I went into banking because I wanted to work for a PE firm or hedge fund. Unless you're well-connected or have a 3.8+ GPA, you need to do your analyst stint before any good buyside shop will hire you. I have no talents and no particularly strong entrepreneurial inclinations, but being a math/philosophy double-major, I liked thinking through problems. I like the idea of learning a company or situation inside out, taking a view on it, and strategizing how to execute on that view.
The pay is what attracts people who aren't generally interested, and what keeps people like me from just saying "fuck it" after 6 months. (The first year of being an analyst is probably the most miserable working experience anyone can go through...but by your third year, you can pretty much do the job on autopilot with no stress.)
None of this is to say the work isn't interesting -- in theory, it is.

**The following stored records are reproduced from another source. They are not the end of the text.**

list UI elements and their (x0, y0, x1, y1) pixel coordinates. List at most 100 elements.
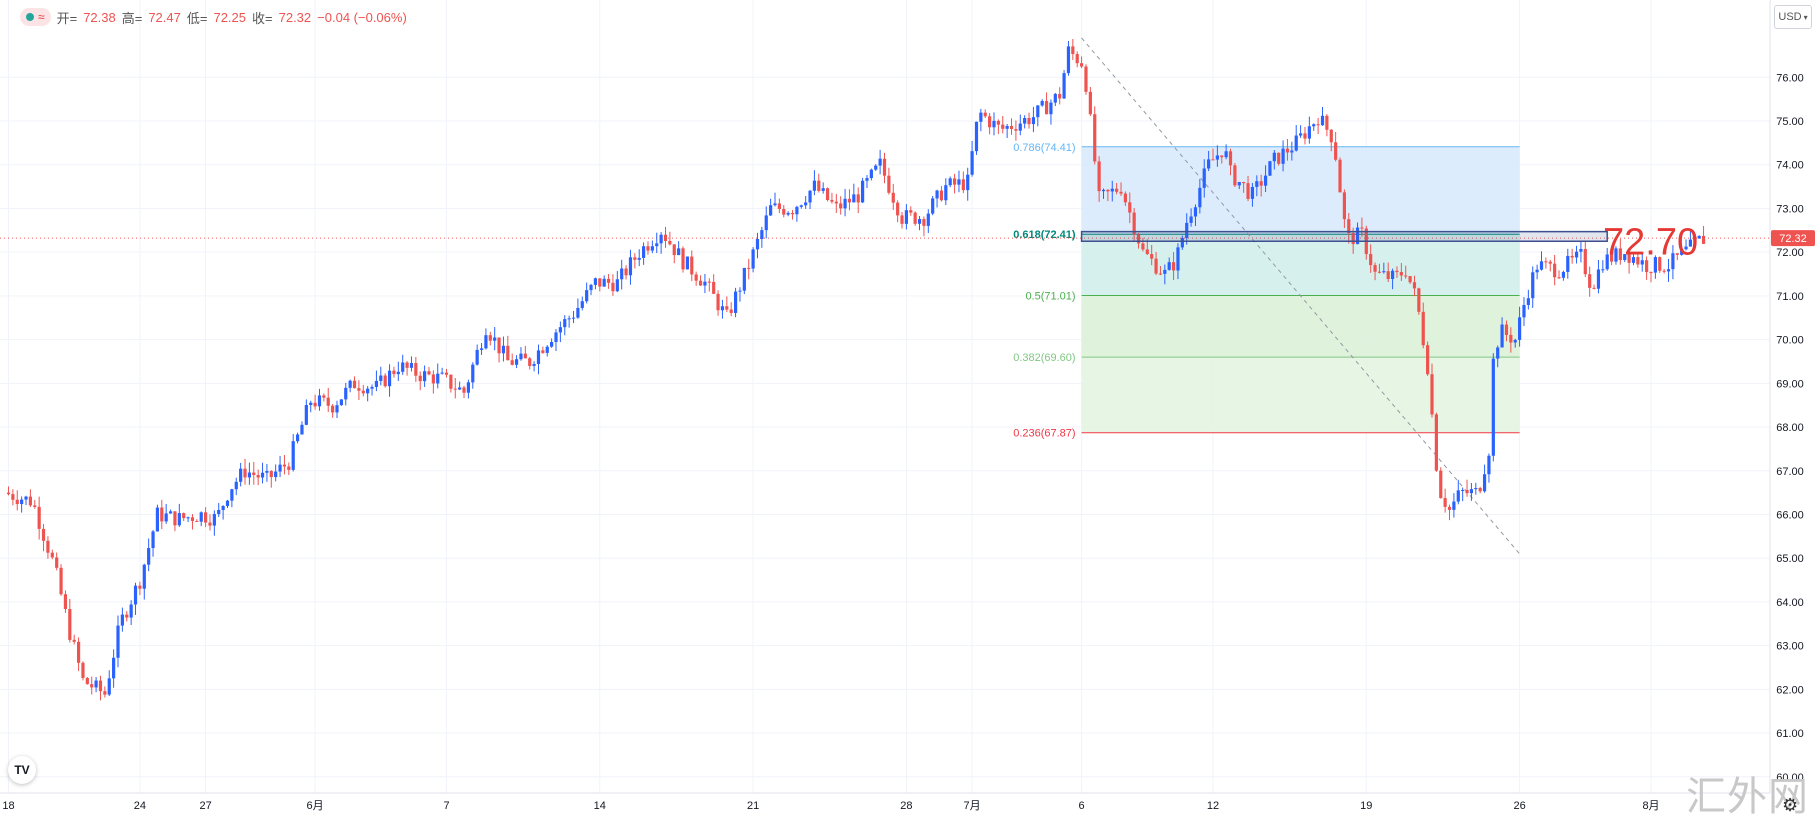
candle (1417, 288, 1421, 312)
y-tick-label: 66.00 (1776, 509, 1804, 521)
candle (751, 249, 755, 269)
candle (1158, 273, 1163, 275)
candle (1412, 282, 1417, 289)
candle (1018, 123, 1022, 131)
fib-zone-band (1081, 357, 1520, 433)
candle (852, 194, 856, 203)
candle (1482, 474, 1487, 492)
candle (1272, 152, 1276, 162)
candle (585, 290, 589, 302)
candle (659, 234, 663, 244)
candle (427, 371, 431, 375)
candle (387, 370, 392, 387)
candle (979, 112, 983, 122)
price-highlight-box (1080, 230, 1608, 242)
candle (891, 192, 895, 203)
candle (1500, 324, 1504, 348)
candle (186, 517, 190, 519)
y-tick-label: 65.00 (1776, 553, 1804, 565)
candle (1539, 261, 1544, 270)
candle (896, 202, 900, 216)
candle (1675, 253, 1679, 255)
candle (869, 169, 873, 179)
y-tick-label: 73.00 (1776, 203, 1804, 215)
candle (190, 517, 195, 521)
candle (988, 116, 992, 128)
x-tick-label: 6 (1079, 800, 1085, 812)
candle (637, 257, 641, 260)
candle (1684, 246, 1688, 250)
open-value: 72.38 (83, 9, 116, 25)
candle (1198, 187, 1202, 208)
candle (1268, 161, 1272, 176)
candle (882, 158, 887, 176)
candle (339, 399, 343, 406)
candle (409, 363, 414, 368)
candle (1640, 260, 1644, 265)
candle (1382, 271, 1386, 273)
candle (1649, 272, 1653, 274)
candle (874, 165, 878, 170)
candle (1119, 191, 1123, 194)
candle (199, 512, 203, 522)
candle (436, 373, 440, 384)
candle (81, 662, 85, 678)
fib-level-label: 0.5(71.01) (1025, 290, 1075, 302)
candle (204, 512, 208, 523)
candle (948, 178, 952, 186)
candle (1636, 257, 1640, 265)
candle (475, 349, 479, 365)
candle (1215, 155, 1219, 160)
candle (72, 639, 76, 642)
current-price-badge-label: 72.32 (1779, 233, 1807, 245)
candle (488, 335, 492, 341)
candle (532, 363, 536, 366)
symbol-pill[interactable]: ≈ (20, 8, 51, 26)
candle (361, 390, 365, 394)
candle (712, 281, 716, 294)
candle (677, 248, 681, 256)
candle (423, 371, 427, 382)
candle (611, 282, 615, 292)
candle (1263, 175, 1268, 186)
x-tick-label: 7月 (964, 800, 981, 812)
candle (160, 507, 164, 522)
candle (1671, 253, 1675, 270)
candle (1325, 115, 1329, 130)
candle (1469, 489, 1474, 494)
candle (217, 509, 221, 515)
candle (401, 362, 405, 372)
candle (1557, 277, 1561, 279)
y-tick-label: 62.00 (1776, 684, 1804, 696)
candle (598, 278, 602, 287)
gear-icon[interactable]: ⚙ (1782, 795, 1799, 815)
candle (1329, 129, 1333, 143)
candle (1281, 148, 1285, 164)
candle (703, 281, 707, 286)
y-tick-label: 67.00 (1776, 466, 1804, 478)
y-tick-label: 75.00 (1776, 116, 1804, 128)
candle (747, 267, 751, 269)
candle (1430, 374, 1434, 415)
y-tick-label: 63.00 (1776, 641, 1804, 653)
candle (1561, 271, 1565, 278)
candle (983, 112, 987, 117)
candle (33, 505, 37, 507)
candle (304, 405, 308, 425)
candle (1487, 455, 1491, 475)
candle (1697, 235, 1701, 239)
x-tick-label: 12 (1207, 800, 1219, 812)
candle (602, 278, 606, 287)
candle (773, 203, 777, 206)
candle (817, 180, 821, 191)
candle (1592, 287, 1596, 289)
currency-button[interactable]: USD ▾ (1774, 5, 1812, 29)
candle (541, 350, 545, 353)
tradingview-logo[interactable]: TV (8, 756, 36, 784)
candle (1250, 186, 1255, 199)
candle (1579, 248, 1583, 252)
candle (1145, 249, 1149, 255)
candle (1496, 347, 1500, 359)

And when I was an analyst, it still felt cool to be part of a team of fewer than half a dozen bankers working on multi-billion dollar deals, especially compared to so many other jobs in the "Office Space" business world, like auditor or the ubiquitous "account executive." Now that I'm on the buy-side, I do sort of miss the pace and multiple deals of banking. (Private equity is *really* slow and process-oriented.) But in the end, I had absolutely no desire to be a client-facing marketer/agent/middleman, which is essentially a senior banker's primary function.